The improvement grows monotonically with how extreme the $\text{NDX}$ move was, and, in particular, the $95\%$ CI excludes zero at all levels, indicating statistical significance. In plain English: on the days we care about—those where $\text{NDX}$ moved substantially in response to an event—our model dominated GBM by a statistically significant margin, and that margin strictly increases as $\text{NDX}$ movement increases.

Implications

In summation, aggregate CRPS on event days is approximately a tie because GBM's narrower distribution beats us on quiet days, but we win substantially on days where realised moves are large—precisely the regime in which we hope to profit on Kalshi.

Materialising our Edge

Kalshi sells daily range contracts on the $\text{NDX}$ close. They pay a dollar if it settles in the bucket and nothing otherwise. The full set of buckets (which include catch-alls on both ends, e.g. “ $18999.99$ or below”) partition the price axis, so they collectively define a market-implied probability distribution—though we need to strip vig (subtract half-spread) and normalise because of how poorly the market is priced.

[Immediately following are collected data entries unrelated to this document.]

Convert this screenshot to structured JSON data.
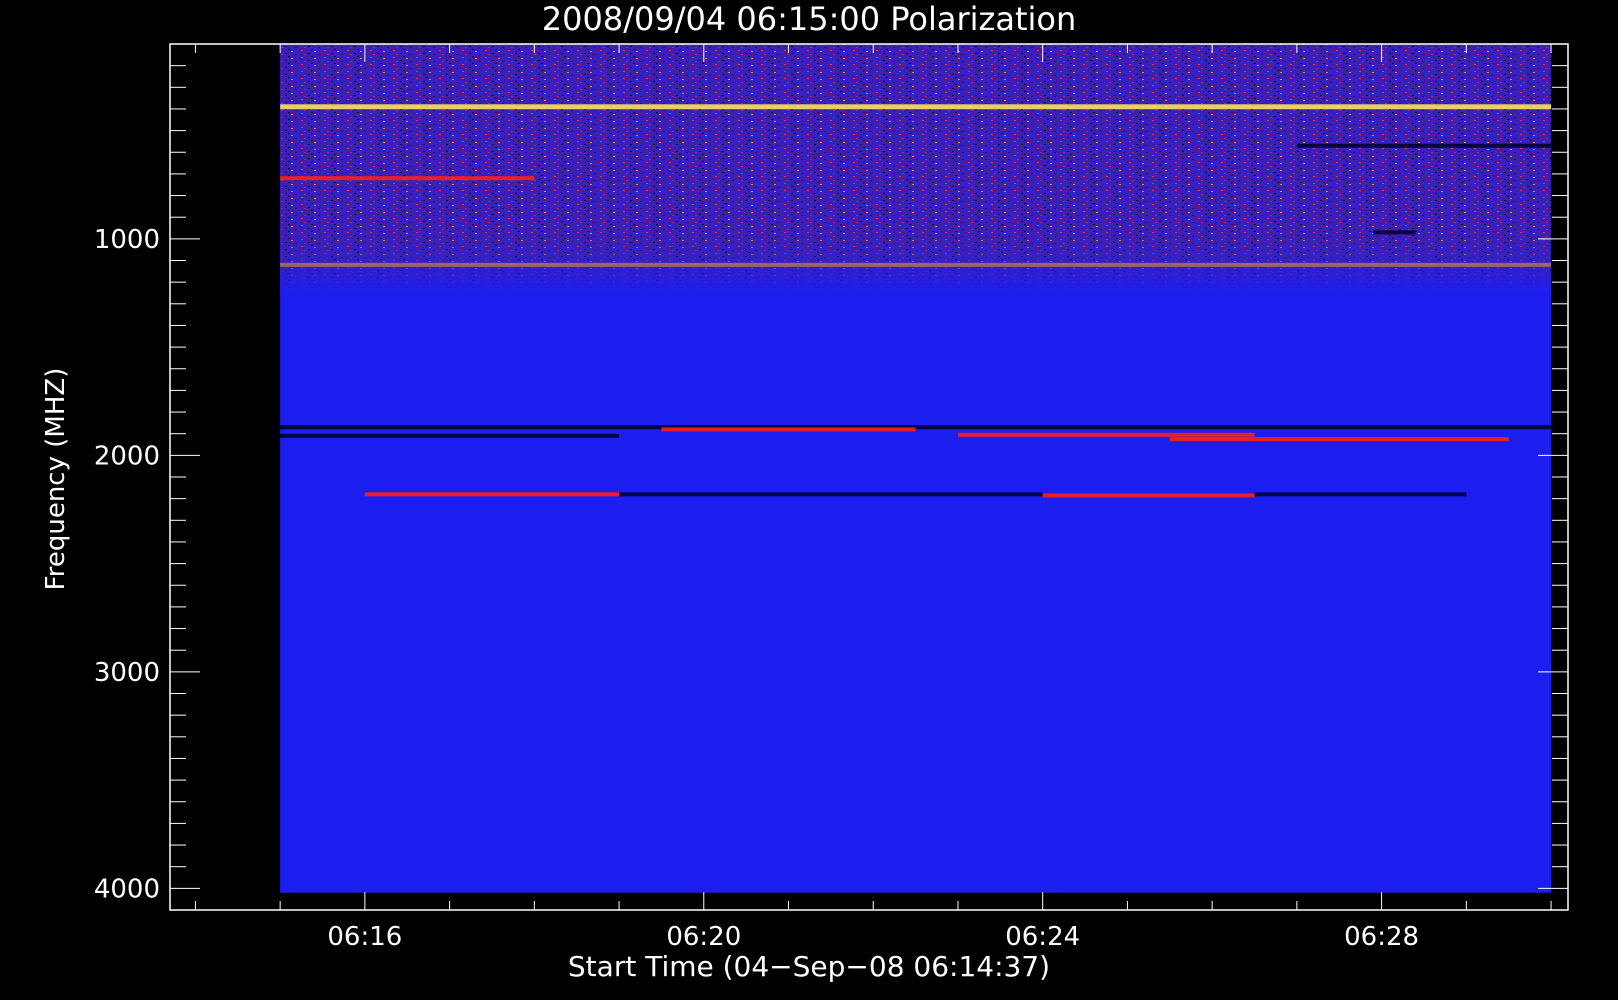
{
  "chart_data": {
    "type": "heatmap",
    "title": "2008/09/04 06:15:00 Polarization",
    "xlabel": "Start Time (04−Sep−08 06:14:37)",
    "ylabel": "Frequency (MHZ)",
    "x_ticks": [
      {
        "label": "06:16",
        "minutes": 16
      },
      {
        "label": "06:20",
        "minutes": 20
      },
      {
        "label": "06:24",
        "minutes": 24
      },
      {
        "label": "06:28",
        "minutes": 28
      }
    ],
    "x_range_minutes": [
      13.7,
      30.2
    ],
    "data_x_range_minutes": [
      15.0,
      30.0
    ],
    "y_ticks": [
      {
        "label": "1000",
        "value": 1000
      },
      {
        "label": "2000",
        "value": 2000
      },
      {
        "label": "3000",
        "value": 3000
      },
      {
        "label": "4000",
        "value": 4000
      }
    ],
    "y_range": [
      100,
      4100
    ],
    "y_inverted": true,
    "data_y_range": [
      100,
      4020
    ],
    "colors": {
      "background": "#000000",
      "axes": "#ffffff",
      "field": "#1c1ef0",
      "noise_region": "#3a20b8",
      "band_red": "#ff2010",
      "band_dark": "#000030",
      "band_yellow": "#ffe060"
    },
    "features": [
      {
        "kind": "noise-region",
        "freq_range": [
          100,
          1250
        ]
      },
      {
        "kind": "band",
        "color": "yellow",
        "freq": 390,
        "t_range": [
          15.0,
          30.0
        ]
      },
      {
        "kind": "band",
        "color": "dark",
        "freq": 570,
        "t_range": [
          27.0,
          30.0
        ]
      },
      {
        "kind": "band",
        "color": "red",
        "freq": 720,
        "t_range": [
          15.0,
          18.0
        ]
      },
      {
        "kind": "band",
        "color": "dark",
        "freq": 970,
        "t_range": [
          27.9,
          28.4
        ]
      },
      {
        "kind": "band",
        "color": "orange",
        "freq": 1120,
        "t_range": [
          15.0,
          30.0
        ]
      },
      {
        "kind": "band",
        "color": "dark",
        "freq": 1870,
        "t_range": [
          15.0,
          30.0
        ]
      },
      {
        "kind": "band",
        "color": "red",
        "freq": 1880,
        "t_range": [
          19.5,
          22.5
        ]
      },
      {
        "kind": "band",
        "color": "dark",
        "freq": 1910,
        "t_range": [
          15.0,
          19.0
        ]
      },
      {
        "kind": "band",
        "color": "red",
        "freq": 1905,
        "t_range": [
          23.0,
          26.5
        ]
      },
      {
        "kind": "band",
        "color": "red",
        "freq": 1925,
        "t_range": [
          25.5,
          29.5
        ]
      },
      {
        "kind": "band",
        "color": "red",
        "freq": 2180,
        "t_range": [
          16.0,
          19.0
        ]
      },
      {
        "kind": "band",
        "color": "dark",
        "freq": 2180,
        "t_range": [
          19.0,
          24.0
        ]
      },
      {
        "kind": "band",
        "color": "red",
        "freq": 2185,
        "t_range": [
          24.0,
          26.5
        ]
      },
      {
        "kind": "band",
        "color": "dark",
        "freq": 2180,
        "t_range": [
          26.5,
          29.0
        ]
      }
    ]
  }
}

By bucketing the probability distribution implied by our Monte Carlo simulation, we can compare the two. If our model's bucket probability sits meaningfully (not that fees are particularly high—around a percent) above the ask on a $\text{YES}$ contract, buying $\text{YES}$ has positive EV, and vice versa. Doing so is fairly straightforward. We bin our $100{,}000$ Monte Carlo draws into the bucket boundaries pulled from Kalshi’s $\text{REST API}$ , then we compare per-bucket model probability against the current top-of-book bids and asks. If our edge is sufficiently high, we buy (where edge threshold depends on risk appetite).

Execution and Infrastructure

Our codebase revolves around a few load-bearing pieces.

Our data layer caches $162$ of the $192$ $\text{NDX}$ constituents from our time scope—about $84\%$ of tickers and $\approx95\%$ of index value—as daily $\text{OHLCV}$ $\text{CSV}$ s. We verified historical membership per-date with the $\textbf{n100tickers}$ package. Then their index weights are estimated by running a non-negative least squares regression of the $\text{NDX}$ daily return on component daily returns, subject to $w_{i} \geq 0$ (weights are nonnegative) and normalised so they sum to $1$ . Our result has an $R^2=0.998$ , so our basket faithfully reproduces $\text{NDX}$ . This process was necessary because historical weights are paywalled—and our recreation is excellent.

Our event-statistics pipeline has three sequential scripts. The first, $\textbf{build\_event\_returns.py}$ , computes the intersection of tickers with the cached returns for every reaction date (keeping series equal-length). Then $\textbf{build\_event\_marginals.py}$ computes the marginal statistics (mean, standard deviation, skew, and kurtosis). Finally, $\textbf{correlation.py}$ ingests the outputs of the prior steps, building a Pearson correlation matrix per event type.

Then live signal generation ( $\textbf{main.py signals}$ ) pulls the current $\text{NDX}$ from yfinance, runs our model on that price, then fetches the Kalshi orderbook to find per-bucket signals.